Amaya se representó en Madrid y Barcelona y mientras para algunos vascos era un elemento de identificación en Madrid se la veía como la aportación regional de un compositor periférico y prometedor a la vasta cultura española. Y es que el último elemento que aborda este libro es el de la –traumática- relación entre la cultura vasca y el concepto España, trauma que hoy en día estamos lejos de solventar.

El libro termina su andadura histórica en 1920 y quedan por delante años que harán que esta situación cambien cíclicamente de forma abrupta. La II República supondrá un nuevo momento álgido de creación de lo vasco para luego, con la Guerra Civil y la dictadura franquista, desaparecer de forma radical cualquier manifestación no españolizante de la cultura vasca, hasta límites ridículos. Durante la dictadura surgirá, además, otra visión del nacionalismo vasco, combinado con el marxismo y las teorías revolucionarias propias de las décadas de los 50 y 60 en distintas partes del mundo, hasta llegar a la situación de hoy en día.

El libro es denso y tiene la peculiaridad de aportar muchos textos originales en francés, catalán o euskara que no están traducidos y que para muchos lectores pueden suponer un pequeño problema. Da información de muchas óperas que, así lo reconozco, desconocía de su misma existencia y que, por supuesto, no han sido representadas desde hace décadas y no parece que vayan a serlo a corto o medio plazo.

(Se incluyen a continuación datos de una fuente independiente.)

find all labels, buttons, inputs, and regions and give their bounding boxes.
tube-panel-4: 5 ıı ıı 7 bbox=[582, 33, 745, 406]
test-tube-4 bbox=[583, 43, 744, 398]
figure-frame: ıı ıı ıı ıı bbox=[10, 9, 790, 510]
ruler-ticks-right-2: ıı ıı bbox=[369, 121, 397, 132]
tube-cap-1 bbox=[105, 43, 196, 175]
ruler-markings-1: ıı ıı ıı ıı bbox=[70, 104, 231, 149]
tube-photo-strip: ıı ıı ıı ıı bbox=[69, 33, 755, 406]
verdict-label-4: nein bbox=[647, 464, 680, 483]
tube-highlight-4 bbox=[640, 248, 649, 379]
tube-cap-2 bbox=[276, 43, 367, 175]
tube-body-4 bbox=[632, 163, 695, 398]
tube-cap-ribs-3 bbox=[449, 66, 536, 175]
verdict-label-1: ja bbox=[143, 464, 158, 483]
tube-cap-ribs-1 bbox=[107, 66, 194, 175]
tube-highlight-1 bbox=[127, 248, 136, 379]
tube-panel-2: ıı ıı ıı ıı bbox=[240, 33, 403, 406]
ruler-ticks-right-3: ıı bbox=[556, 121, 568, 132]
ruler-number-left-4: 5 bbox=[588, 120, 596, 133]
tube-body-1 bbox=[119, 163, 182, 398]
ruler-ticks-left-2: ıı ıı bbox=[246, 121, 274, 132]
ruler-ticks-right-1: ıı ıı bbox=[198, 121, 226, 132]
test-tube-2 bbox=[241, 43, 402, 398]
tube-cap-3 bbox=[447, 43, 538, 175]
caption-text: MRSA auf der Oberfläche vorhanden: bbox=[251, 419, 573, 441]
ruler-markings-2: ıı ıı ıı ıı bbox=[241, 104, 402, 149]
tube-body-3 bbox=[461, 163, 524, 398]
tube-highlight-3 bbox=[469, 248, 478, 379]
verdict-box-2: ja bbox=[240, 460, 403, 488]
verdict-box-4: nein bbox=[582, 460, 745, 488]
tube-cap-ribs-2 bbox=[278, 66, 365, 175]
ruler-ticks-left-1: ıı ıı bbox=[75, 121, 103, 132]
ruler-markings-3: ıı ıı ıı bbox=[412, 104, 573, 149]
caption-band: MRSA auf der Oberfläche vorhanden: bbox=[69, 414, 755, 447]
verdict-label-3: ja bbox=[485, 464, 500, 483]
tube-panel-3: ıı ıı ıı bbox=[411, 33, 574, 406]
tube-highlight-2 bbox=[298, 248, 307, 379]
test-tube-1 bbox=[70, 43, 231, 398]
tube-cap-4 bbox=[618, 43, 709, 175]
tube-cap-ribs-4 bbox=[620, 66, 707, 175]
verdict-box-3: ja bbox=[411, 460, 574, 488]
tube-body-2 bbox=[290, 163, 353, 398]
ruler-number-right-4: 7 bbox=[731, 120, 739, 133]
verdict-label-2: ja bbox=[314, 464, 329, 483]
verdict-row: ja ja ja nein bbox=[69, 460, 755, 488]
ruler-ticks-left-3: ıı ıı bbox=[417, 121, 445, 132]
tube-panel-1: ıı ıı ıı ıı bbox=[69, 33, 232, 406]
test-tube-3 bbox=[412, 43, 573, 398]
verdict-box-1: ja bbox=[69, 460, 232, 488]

Este libro puede suponer un simbólico empujón para que la melomanía vasca exija a quien corresponde el que se haga un esfuerzo por recobrar nuestro exiguo patrimonio lírico. Representar y/o grabar los títulos aquí mencionados es cuestión clave para dejar a las generaciones futuras un pequeño punto de apoyo para que estas obras no desaparezcan. De hecho, que en los tres últimos años se hayan publicado las grabaciones discográficas de Maitena, de Charles Colin, Lide ta Ixidor, de Santos Intxausti o –de inmediata aparición-, Mirentxu, de Jesús Guridi es un esfuerzo tan loable y aplaudible como necesario. El problema es que queda demasiado por hacer.